Le problème
Les transformations du capitalisme ont contribué à un éclatement du tissu productif. La présence des organisations syndicales sur les lieux de travail est très inégale. Seules 42% des entreprises de plus de 50 salariés sont dotées de délégués syndicaux, et dans les plus petites entreprises, leur présence est encore plus marginale. Cette implantation disparate des syndicats est un facteur majeur d’inégalités entre salariés. La présence syndicale joue en effet un rôle moteur dans la bonne application du droit du travail, l’organisation des négociations salariales et la prévention des risques professionnels. En l’absence de syndicat, les salariés des petites entreprises se trouvent ainsi entravés dans l’accès à leurs droits. Cette situation se révèle d’autant plus dommageable qu’une part importante des emplois ouvriers et employés, exposés à des conditions de travail pénibles et soumis à des rémunérations basses, se concentre désormais dans le monde de ces petites entreprises.

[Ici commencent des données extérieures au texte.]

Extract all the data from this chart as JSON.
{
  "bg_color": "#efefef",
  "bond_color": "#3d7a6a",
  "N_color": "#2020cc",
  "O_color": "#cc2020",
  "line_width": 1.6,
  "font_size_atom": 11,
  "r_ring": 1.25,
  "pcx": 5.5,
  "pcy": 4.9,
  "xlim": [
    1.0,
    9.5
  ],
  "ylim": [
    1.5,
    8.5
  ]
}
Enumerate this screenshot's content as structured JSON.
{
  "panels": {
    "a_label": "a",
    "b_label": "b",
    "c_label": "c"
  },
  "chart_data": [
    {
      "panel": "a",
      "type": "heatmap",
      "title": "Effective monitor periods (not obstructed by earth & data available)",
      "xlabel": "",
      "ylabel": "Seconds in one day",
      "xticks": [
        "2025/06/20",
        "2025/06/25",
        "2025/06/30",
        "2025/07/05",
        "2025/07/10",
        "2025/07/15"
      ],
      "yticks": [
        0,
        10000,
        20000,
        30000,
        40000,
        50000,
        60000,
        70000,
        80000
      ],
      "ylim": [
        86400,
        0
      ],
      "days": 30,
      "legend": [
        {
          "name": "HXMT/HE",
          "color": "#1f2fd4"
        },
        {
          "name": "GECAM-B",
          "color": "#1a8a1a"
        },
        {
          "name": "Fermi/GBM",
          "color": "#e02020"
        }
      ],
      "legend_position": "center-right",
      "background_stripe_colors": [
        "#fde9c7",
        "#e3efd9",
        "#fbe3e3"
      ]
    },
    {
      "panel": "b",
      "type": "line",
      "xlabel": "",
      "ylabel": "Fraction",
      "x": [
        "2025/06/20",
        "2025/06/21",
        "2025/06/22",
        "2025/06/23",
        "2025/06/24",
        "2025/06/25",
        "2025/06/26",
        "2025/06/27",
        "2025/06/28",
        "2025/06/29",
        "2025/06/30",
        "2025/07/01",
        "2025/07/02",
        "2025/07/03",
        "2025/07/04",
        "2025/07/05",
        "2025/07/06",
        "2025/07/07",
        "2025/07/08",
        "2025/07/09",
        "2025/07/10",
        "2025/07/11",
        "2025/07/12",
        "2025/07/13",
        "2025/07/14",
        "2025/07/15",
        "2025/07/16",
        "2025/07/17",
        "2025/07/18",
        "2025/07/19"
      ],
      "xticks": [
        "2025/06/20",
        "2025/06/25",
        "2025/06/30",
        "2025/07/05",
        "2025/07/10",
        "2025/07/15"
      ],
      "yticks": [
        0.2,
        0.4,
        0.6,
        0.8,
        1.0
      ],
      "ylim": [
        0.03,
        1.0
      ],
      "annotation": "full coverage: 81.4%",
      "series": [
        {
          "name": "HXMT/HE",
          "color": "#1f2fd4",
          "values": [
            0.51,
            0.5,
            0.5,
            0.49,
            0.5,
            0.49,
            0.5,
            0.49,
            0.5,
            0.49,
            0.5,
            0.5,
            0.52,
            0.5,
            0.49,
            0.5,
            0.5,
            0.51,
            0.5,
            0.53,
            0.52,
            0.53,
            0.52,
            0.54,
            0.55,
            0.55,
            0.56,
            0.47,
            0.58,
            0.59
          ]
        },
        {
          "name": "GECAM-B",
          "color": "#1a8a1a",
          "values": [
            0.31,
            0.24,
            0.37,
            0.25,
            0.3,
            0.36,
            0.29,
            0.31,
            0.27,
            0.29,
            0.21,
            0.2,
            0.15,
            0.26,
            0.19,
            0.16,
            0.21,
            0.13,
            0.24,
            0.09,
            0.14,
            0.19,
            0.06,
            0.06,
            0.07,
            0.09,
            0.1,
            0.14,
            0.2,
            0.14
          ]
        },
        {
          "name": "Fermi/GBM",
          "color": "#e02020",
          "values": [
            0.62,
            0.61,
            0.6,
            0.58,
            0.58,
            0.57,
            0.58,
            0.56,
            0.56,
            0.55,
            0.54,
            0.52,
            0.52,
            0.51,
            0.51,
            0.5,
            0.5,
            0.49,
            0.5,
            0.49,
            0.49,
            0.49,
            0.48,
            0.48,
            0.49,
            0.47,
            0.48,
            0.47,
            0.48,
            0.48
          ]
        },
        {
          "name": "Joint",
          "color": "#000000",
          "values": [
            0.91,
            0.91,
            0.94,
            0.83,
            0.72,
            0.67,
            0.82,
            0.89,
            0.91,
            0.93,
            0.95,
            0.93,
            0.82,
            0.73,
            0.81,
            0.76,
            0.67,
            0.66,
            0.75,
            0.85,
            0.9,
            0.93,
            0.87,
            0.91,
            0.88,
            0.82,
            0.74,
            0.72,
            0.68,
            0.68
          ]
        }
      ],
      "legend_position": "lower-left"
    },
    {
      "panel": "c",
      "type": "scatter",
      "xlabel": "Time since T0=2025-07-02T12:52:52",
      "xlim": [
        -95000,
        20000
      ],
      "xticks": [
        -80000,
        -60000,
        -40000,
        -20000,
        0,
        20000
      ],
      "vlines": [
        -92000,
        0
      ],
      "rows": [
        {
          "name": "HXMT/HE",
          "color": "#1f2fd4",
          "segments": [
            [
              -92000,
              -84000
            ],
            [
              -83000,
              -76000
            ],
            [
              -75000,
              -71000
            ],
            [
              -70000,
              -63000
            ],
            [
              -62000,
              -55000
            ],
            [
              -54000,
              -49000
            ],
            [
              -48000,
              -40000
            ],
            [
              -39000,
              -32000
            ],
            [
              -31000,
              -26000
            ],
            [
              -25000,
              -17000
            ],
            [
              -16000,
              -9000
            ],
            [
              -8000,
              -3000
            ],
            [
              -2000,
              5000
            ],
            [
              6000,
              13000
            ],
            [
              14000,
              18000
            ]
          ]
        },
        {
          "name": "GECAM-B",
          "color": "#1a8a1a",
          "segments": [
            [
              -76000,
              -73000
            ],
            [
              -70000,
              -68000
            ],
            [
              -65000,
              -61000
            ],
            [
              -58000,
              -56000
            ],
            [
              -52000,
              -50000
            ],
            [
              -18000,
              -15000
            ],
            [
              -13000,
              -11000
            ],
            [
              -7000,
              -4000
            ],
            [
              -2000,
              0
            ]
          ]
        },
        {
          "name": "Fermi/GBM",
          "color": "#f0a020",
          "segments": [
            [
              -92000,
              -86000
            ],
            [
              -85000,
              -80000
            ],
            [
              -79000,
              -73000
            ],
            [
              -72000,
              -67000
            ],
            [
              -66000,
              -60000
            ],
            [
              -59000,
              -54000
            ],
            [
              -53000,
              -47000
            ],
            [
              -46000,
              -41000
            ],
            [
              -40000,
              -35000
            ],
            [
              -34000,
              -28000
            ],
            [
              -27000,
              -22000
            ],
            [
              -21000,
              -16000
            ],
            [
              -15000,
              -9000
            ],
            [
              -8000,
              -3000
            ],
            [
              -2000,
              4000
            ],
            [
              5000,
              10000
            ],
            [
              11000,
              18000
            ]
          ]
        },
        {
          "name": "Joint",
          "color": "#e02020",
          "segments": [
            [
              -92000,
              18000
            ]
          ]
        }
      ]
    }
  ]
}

Dans des petits établissements qui reposent sur de forts liens interpersonnels, il est plus compliqué pour un salarié de prendre l’initiative de créer un syndicat, d’autant que les directions y sont généralement très hostiles (Giraud, Signoretto, 2023). L’implantation des syndicats y est aussi rendue difficile par le mode d’attribution du droit syndical. Les financements, les heures de délégation et les salariés mis à disposition des syndicats sont en effet essentiellement attribués en échange de leur participation aux dispositifs du paritarisme et de la négociation collective, dans les branches ou les entreprises. Ces règles ont donc pour effet de concentrer les ressources institutionnelles des syndicats là où ils sont présents et là où les employeurs considèrent avoir les moyens de contribuer au « dialogue social ». Les confédérations syndicales disposent certes de structures territoriales « de proximité », qu’elles soient professionnelles ou interprofessionnelles. Mais elles fonctionnent avec des moyens très contraints, qui entravent concrètement la capacité des syndicats dans leur vocation à aider l’ensemble des salariés à faire valoir leurs droits individuels et collectifs.
La proposition
Pour renforcer la capacité des syndicats à aller au-devant des salariés dépourvus de représentants syndicaux, instituer un véritable droit syndical interprofessionnel autour d’un mandat d’organisateur syndical, conçu comme une version augmentée du conseiller du salarié, dont la vocation se limite à accompagner les salariés en cas de rupture de contrat de travail.
Comment ça marche
Dans chaque département, le mandat d’organisateur syndical serait attribué par chacune des organisations représentatives à des militants désignés par elles. Il serait assorti d’une liberté d’accès aux établissements et aux chantiers dépourvus de représentants syndicaux, ce qui permettrait aux syndicats d’étendre leur présence auprès des salariés qui en ont le plus besoin, en particulier dans le réseau des TPE-PME de la sous-traitance. À la différence du conseiller du salarié, qui ne constitue un recours pour les salariés privés d’instances représentatives du personnel que dans le cadre d’une procédure d’entretien préalable à un licenciement ou de rupture conventionnelle (Ferrette, 2010), l’organisateur syndical serait doté d’une capacité d’initiative telle que l’organisation de réunions d’information à destination du personnel. Il viendrait ainsi renforcer la capacité des syndicats à aller au-devant des salariés pour les informer de leurs droits, les aider à s’organiser et les accompagner dans la prise en charge de leurs premiers mandats de représentants. Ce mandat syndical, rémunéré comme du temps de travail, serait financé par la contribution indexée sur la masse salariale que l’ensemble des entreprises versent déjà au fonds paritaire national pour la démocratie sociale, ce qui garantirait que toutes les entreprises contribuent à la mesure de leurs moyens à l’exercice de la citoyenneté sociale (Julliard, Yon, 2025).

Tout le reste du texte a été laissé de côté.